Creek screens fish saviours

COUNTLESS numbers of native fish will be saved when Australia's first fish screens are installed in the Gunbower Creek at Cohuna.

Four irrigation diversion fish screens will be positioned in front of the channel regulator in the Cohuna Weir pool to prevent native fish and their larvae entering the adjoining channel.

Four screens will be submerged in the Gunbower Creek to prevent fish and larvae from entering the irrigation channel network.

Four screens will be submerged in the Gunbower Creek to prevent fish and larvae from entering the irrigation channel network.

North Central Catchment Management Authority project manager, Nicole Bullen said that research surveys during the peak larval flow period between November and January showed that about 5000 fish larvae entered the channel system every night.

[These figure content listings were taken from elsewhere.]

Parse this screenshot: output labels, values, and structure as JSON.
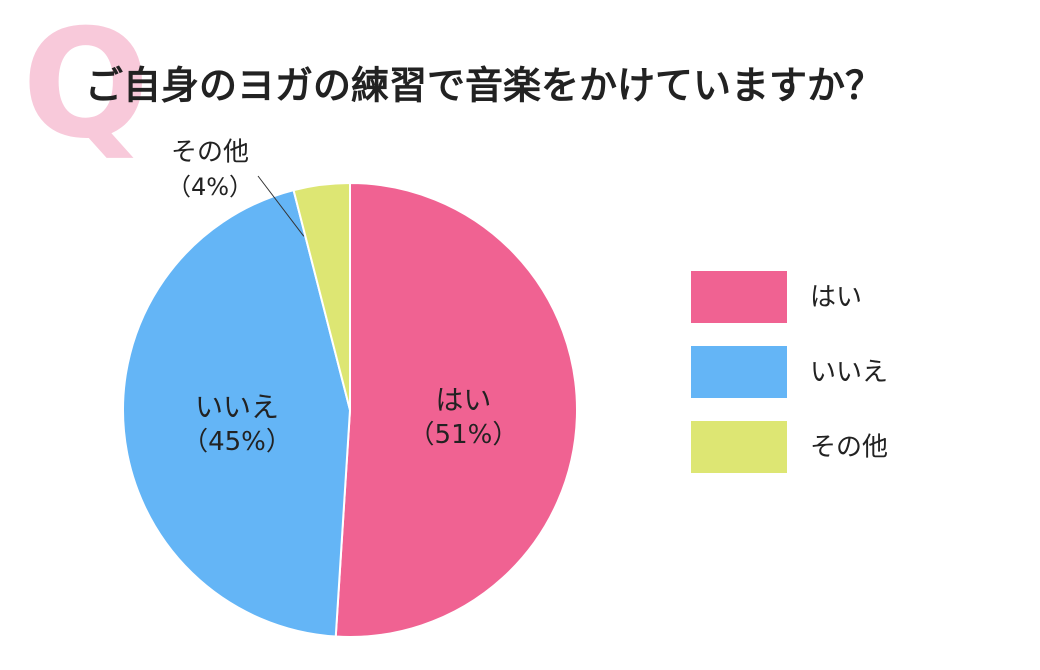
{
  "chart_data": {
    "type": "pie",
    "title_mark": "Q",
    "title": "ご自身のヨガの練習で音楽をかけていますか？",
    "categories": [
      "はい",
      "いいえ",
      "その他"
    ],
    "values": [
      51,
      45,
      4
    ],
    "value_labels": [
      "（51%）",
      "（45%）",
      "（4%）"
    ],
    "colors": [
      "#f06292",
      "#64b5f6",
      "#dde673"
    ],
    "legend": "right"
  }
}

About 150 per night are Murray cod.

"Once they're in the channel, they cannot return to the creek and they either end up in pumps or on paddocks and are lost," she said.

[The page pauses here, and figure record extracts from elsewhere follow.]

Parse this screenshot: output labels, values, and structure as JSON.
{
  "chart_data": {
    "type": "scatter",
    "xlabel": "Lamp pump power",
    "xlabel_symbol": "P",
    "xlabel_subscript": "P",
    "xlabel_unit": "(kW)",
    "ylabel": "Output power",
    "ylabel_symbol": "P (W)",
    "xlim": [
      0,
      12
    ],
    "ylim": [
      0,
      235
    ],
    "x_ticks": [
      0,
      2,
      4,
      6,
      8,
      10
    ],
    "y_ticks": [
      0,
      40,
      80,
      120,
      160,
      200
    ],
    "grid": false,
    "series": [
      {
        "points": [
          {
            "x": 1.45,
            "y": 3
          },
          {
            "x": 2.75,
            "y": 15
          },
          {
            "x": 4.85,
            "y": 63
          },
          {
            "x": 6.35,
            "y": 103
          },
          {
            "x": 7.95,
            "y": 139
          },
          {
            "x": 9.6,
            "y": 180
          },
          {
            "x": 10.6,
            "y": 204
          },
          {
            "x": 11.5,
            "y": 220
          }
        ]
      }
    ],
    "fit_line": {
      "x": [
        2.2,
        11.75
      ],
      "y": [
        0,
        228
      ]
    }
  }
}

"In the Winter, when the channels are drawn down, they either end up in the shallows, where there's no habitat or snags, or it ends up dry."

The screens will also prevent aquatic weeds entering the channel. While not slowing delivery rates, the screen will stop any floating weed from getting into the channel and choking up irrigation pumps. 

Local irrigation engineering firm, AWMA, is constructing the 4.2-metre diameter cones after a two-year research and develop project studying similar screens overseas.

Ms Bullen said that hundreds of thousands of native fish and larvae are lost from the Gunbower Creek and the Murray River system into irrigation channels every year.

She said that Goulburn-Murray Water was co-operating with greater than usual Winter water level to allow the installing wall to be constructed.

A fishway has also been designed for future installation. It will enable fish to swim back upstream after passing through the weir.

Ms Bullen said that fish population surveys will continue over the next two years.

Member for Northern Victoria, Mark Gepp said that recreational fishing contributes about $500 million to the region's economy each year.

"Irrigators, the environment and the local economy will all benefit from this exciting Victorian project, an Australian first.

"Healthy native fish are vital to the sector and the community," he said.

"Victoria's water storages, lakes, wetlands, rivers and streams provide bountiful fishing opportunities as well as flow-on economic benefits for tourism and local economies."

Cohuna firm AWMA is manufacturing the fish screens.

Cohuna firm AWMA is manufacturing the fish screens.